Now that you understand the first two steps of the deal when you buy and sell websites, it’s time to move on to the next step of the process – getting the domain to the buyer and determining the hosting arrangement. Continue to part 2 of this series…

  • Marvin


    Thanks for your usually valuable material.

    Another important set of steps that need to be included in a four part (not three part) series about how to build a web site is how can the buyer perform the proper due diligence so that they know for sure that they are not getting scammed because the screen shots have been faked. Or the seller has set up a traffic driving system prior to selling so that the amount of traffic is essentially real but at the same time phony since it is not passive organic traffic. These kinds of things need to be covered also since the buyer knowing how to do due diligence on an expensive site protects the buyer from a not so honest seller. Thanks for including these kind of things in your three part series and perhaps you will need to make it a four part series if you include covering this ESSENTIAL STUFF.

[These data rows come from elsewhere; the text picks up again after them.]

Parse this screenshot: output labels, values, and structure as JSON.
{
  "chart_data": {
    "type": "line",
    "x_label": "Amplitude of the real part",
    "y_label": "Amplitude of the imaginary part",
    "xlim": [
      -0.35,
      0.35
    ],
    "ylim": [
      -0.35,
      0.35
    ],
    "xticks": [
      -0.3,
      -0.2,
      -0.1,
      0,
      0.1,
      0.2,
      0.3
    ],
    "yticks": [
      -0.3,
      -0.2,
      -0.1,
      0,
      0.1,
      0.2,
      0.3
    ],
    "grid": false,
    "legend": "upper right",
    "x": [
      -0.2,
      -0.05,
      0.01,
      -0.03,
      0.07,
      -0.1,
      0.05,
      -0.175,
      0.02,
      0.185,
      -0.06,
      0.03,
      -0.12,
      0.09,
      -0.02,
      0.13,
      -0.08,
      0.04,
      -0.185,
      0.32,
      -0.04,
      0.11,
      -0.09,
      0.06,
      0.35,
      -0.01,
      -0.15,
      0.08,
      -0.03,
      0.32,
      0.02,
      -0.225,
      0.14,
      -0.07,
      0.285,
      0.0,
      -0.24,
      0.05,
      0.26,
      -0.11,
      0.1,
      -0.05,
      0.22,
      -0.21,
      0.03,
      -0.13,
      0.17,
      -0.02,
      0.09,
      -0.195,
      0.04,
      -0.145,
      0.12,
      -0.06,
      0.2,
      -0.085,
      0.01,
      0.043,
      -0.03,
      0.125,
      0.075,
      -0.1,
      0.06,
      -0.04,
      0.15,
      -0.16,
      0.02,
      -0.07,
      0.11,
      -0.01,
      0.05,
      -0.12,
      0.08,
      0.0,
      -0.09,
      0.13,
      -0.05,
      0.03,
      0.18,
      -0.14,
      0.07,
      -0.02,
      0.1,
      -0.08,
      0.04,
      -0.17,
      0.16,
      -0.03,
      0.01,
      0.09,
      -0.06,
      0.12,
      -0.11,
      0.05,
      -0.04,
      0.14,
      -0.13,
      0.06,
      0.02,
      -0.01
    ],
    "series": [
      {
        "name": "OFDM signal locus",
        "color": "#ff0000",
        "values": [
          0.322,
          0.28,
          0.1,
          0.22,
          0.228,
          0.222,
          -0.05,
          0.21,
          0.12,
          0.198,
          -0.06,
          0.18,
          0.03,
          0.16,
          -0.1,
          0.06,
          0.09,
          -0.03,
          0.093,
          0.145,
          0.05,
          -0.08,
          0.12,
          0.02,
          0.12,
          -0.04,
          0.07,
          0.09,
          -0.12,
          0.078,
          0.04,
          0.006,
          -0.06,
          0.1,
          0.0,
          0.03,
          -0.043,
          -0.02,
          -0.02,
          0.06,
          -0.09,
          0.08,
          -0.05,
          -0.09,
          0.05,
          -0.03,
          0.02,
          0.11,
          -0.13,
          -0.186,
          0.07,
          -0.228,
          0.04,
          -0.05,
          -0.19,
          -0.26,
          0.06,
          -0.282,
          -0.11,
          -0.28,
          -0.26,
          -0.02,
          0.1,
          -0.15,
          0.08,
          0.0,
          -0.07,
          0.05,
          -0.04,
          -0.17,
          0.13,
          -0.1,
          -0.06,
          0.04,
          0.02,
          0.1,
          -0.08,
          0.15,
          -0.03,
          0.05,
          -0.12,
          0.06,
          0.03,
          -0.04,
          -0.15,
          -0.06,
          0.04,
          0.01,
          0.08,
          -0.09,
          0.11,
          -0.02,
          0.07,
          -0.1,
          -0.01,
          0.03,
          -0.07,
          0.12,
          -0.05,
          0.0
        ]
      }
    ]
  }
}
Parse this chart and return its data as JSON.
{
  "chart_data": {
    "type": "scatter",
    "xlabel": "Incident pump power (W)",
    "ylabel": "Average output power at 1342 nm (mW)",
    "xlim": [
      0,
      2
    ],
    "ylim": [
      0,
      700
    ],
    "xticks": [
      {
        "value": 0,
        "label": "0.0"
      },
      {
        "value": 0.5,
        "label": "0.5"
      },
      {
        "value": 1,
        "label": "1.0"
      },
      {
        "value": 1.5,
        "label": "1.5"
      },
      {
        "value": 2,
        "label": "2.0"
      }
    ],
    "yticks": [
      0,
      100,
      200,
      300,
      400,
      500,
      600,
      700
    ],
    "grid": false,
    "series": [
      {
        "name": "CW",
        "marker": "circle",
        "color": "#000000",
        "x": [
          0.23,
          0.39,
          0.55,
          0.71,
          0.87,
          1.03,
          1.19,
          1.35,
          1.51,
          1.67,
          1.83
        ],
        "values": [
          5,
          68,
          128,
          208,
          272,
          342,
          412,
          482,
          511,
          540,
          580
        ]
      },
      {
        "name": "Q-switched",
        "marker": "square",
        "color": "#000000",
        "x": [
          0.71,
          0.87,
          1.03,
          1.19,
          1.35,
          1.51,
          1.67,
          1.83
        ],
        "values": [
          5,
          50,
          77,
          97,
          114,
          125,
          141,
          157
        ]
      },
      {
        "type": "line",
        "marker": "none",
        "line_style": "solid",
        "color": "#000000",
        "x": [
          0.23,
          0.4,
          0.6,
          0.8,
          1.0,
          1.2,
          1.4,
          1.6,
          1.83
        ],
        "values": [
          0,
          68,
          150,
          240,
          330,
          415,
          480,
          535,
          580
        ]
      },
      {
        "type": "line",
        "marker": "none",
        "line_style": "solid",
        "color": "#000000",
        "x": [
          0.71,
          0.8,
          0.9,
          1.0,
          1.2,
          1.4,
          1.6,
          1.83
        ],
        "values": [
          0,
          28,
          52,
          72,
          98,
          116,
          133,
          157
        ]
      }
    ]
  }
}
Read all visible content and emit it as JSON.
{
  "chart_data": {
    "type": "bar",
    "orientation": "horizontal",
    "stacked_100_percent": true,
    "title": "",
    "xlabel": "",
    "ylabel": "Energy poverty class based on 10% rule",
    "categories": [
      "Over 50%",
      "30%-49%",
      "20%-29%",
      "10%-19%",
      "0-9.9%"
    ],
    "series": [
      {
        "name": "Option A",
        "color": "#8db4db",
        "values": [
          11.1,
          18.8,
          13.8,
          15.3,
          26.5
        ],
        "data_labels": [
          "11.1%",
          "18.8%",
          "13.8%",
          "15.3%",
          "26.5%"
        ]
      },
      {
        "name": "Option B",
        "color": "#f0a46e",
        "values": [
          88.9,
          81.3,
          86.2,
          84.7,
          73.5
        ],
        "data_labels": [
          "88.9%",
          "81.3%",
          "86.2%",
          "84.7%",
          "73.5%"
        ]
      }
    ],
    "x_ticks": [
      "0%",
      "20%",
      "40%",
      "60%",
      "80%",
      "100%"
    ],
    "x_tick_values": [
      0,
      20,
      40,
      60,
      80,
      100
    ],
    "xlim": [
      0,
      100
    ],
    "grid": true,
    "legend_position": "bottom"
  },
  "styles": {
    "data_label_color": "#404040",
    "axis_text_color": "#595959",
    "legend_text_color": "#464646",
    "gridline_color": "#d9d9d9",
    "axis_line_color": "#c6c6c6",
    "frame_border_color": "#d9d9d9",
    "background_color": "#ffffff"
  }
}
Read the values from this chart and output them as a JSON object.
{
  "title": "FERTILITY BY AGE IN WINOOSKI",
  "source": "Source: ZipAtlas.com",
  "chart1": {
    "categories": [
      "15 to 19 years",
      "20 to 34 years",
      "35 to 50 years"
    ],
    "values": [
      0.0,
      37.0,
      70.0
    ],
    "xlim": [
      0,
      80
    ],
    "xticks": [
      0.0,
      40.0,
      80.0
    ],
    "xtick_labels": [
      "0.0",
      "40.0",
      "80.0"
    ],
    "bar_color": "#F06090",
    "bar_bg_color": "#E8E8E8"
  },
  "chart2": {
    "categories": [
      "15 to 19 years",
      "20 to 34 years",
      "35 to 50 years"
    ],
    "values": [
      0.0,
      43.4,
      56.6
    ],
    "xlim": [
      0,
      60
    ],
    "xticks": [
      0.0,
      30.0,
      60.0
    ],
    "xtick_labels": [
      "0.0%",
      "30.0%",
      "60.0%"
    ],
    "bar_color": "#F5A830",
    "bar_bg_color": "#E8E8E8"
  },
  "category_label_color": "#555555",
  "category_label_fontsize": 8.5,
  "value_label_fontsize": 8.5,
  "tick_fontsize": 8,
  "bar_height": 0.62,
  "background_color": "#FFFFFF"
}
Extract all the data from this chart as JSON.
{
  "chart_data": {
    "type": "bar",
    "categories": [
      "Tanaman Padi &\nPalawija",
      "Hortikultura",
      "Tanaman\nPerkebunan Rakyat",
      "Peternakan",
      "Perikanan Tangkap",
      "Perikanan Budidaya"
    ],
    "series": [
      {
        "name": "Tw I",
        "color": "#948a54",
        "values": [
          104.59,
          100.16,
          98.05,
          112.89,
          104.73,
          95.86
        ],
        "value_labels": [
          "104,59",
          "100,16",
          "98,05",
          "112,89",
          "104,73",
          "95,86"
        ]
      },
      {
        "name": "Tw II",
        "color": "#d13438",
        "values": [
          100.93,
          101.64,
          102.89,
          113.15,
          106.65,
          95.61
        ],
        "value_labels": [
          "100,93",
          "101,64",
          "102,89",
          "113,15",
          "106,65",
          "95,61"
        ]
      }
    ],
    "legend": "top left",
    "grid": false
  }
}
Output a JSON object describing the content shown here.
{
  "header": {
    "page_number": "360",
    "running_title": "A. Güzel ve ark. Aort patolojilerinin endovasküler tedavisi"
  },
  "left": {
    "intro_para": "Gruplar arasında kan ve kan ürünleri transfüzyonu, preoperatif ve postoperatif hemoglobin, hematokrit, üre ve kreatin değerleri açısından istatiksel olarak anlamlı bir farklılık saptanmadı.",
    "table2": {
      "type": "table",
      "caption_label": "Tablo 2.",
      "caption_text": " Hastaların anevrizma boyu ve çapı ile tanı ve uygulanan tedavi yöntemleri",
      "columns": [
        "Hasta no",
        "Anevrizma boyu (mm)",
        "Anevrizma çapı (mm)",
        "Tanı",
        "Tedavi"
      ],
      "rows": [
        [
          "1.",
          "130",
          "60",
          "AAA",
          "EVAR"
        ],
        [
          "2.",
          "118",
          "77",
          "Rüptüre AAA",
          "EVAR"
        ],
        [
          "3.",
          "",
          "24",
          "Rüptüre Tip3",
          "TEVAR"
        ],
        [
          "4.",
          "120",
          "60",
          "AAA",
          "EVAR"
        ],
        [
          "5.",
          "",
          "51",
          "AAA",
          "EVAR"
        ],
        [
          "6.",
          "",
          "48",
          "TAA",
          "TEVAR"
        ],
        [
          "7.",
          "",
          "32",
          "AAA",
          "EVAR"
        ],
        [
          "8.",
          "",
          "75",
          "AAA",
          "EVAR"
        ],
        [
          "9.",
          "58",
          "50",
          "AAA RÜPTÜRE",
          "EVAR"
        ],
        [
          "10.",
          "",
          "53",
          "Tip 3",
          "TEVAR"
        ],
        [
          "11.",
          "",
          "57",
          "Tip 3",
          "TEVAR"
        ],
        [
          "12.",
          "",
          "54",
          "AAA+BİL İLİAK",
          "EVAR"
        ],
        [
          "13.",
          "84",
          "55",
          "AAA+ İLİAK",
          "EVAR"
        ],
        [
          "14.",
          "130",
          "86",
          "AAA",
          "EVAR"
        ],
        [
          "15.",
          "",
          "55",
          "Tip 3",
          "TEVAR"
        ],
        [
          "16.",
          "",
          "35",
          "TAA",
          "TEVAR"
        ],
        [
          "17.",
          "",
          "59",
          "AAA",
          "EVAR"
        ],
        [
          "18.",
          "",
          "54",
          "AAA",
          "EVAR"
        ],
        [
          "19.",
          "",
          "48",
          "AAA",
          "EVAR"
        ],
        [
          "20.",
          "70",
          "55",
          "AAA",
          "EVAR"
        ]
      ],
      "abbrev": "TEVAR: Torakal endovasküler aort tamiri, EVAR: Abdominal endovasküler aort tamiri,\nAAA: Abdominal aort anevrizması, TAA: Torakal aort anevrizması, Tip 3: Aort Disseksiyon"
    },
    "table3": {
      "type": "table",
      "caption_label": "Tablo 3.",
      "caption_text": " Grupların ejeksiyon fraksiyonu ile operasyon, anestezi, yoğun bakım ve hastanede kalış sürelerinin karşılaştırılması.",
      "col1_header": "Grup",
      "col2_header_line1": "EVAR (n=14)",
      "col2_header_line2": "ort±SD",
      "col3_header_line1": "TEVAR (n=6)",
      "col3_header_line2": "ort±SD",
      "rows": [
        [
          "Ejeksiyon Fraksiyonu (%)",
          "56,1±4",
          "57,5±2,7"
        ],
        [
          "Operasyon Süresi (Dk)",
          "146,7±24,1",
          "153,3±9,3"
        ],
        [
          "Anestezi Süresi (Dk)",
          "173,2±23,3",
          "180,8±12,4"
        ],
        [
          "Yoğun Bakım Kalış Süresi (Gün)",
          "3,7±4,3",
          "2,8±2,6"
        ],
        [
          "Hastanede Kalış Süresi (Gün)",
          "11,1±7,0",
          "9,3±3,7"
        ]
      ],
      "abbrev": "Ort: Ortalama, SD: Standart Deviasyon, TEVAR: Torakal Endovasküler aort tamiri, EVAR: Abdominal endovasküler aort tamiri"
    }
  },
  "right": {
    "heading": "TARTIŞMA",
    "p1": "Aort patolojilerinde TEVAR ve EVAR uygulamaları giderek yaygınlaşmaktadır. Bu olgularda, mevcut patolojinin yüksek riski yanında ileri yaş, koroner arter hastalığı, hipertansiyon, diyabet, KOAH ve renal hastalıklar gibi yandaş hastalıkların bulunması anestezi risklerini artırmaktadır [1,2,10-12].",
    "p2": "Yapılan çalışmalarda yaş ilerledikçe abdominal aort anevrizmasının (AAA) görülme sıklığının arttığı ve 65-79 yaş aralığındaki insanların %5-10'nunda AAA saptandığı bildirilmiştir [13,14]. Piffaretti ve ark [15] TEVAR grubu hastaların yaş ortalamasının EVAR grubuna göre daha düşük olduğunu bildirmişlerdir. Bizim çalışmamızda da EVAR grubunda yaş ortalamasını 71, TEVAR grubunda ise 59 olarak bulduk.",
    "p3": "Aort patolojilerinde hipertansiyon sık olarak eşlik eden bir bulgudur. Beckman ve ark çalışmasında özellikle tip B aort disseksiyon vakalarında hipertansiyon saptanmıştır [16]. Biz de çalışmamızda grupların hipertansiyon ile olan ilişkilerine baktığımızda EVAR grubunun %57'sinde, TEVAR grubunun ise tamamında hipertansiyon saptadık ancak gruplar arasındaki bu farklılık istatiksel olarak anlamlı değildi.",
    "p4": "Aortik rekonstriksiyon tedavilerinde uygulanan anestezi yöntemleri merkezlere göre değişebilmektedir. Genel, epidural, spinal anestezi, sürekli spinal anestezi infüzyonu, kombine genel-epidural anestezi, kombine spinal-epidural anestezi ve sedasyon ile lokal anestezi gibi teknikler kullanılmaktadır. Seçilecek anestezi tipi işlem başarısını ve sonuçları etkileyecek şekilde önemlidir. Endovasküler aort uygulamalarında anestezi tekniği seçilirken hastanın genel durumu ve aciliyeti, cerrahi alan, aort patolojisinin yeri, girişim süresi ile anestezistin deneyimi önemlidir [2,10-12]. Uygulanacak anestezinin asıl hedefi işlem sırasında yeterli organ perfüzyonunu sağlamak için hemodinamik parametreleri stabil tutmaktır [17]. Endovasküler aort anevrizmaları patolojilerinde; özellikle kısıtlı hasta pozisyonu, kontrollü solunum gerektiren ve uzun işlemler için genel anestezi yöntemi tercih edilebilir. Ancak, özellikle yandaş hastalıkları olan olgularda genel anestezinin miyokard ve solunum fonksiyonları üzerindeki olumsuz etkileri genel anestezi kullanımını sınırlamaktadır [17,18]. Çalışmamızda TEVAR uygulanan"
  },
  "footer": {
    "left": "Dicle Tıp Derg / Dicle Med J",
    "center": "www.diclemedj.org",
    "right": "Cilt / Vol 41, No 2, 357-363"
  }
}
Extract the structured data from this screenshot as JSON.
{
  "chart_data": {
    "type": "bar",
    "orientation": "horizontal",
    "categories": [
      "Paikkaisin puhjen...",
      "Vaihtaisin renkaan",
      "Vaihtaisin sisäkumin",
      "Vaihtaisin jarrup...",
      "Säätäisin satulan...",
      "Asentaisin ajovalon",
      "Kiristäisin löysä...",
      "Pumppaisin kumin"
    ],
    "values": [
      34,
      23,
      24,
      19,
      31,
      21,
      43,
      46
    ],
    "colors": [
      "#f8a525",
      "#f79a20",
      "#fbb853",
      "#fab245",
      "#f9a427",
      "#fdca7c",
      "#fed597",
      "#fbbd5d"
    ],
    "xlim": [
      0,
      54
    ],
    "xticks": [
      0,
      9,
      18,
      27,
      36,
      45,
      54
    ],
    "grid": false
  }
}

    With much respect and appreciation of you, Marvin

    • Travis


      You bring up some great points but I didn’t include due diligence because if you read this post, you’ll notice step 1 starts with the buyer and seller agreeing to a deal. In other words, the assumption is the buyer has already done all the due diligence and wants to buy the site. For the purpose of this series on how to buy and sell websites, I wanted to concentrate strictly on the deal itself – as in what the exact steps are after you agree to a deal.

      I have written a couple posts about due diligence, however, and will have more coming in the near future.



  • Luis J

    I am glad that you explain what is the different between the two forms of payment, advantages and why you recommend escrow for certain transactions. Great post of newbies in the website business. Sometimes takes forever to find useful information like this. Really enjoy your posts. Thanks for taking the time.
    So if a buyer decide to use pay pal and you didn’t get what you where expecting, there is no way to get your money back?
    How long it can take a dispute to solve?
    I can’t wait for next post…

    • Travis


      Glad you enjoyed the post! There is more good stuff to come – for both newbies and experienced flippers alike;)

      As to your question, you have limited protection with PayPal. PayPal offers two different kinds of programs to protect buyers that use PayPal. One program covers transactions on eBay and the other covers everything else outside of eBay. That program is called their “PayPal Buyer Complaint Policy.” IF you are a buyer and you take advantage of that program (because the seller didn’t deliver everything as outlined in your deal), you are at the mercy of PayPal finding in your favor. IF they find in your favor, they will only refund the amount of money they can recover from the seller’s PayPal account. For example, If you paid $2,000 for a site and sent the money via PayPal and then the seller immediately withdrew that money from their PayPal account and never kept a balance, you wouldn’t see a dime.

      If you’re going to use PayPal, send the money via your credit card. At least then you would have a chargeback option but even that option is iffy.

      The bottom line is, doing direct deals is high risk if you don’t know who you’re dealing with.


  • Adam M

    Great post, exactly what I was looking for (and emailed you about)!

    • Travis


      Cool. Hopefully after this three-part series all of your questions will be answered!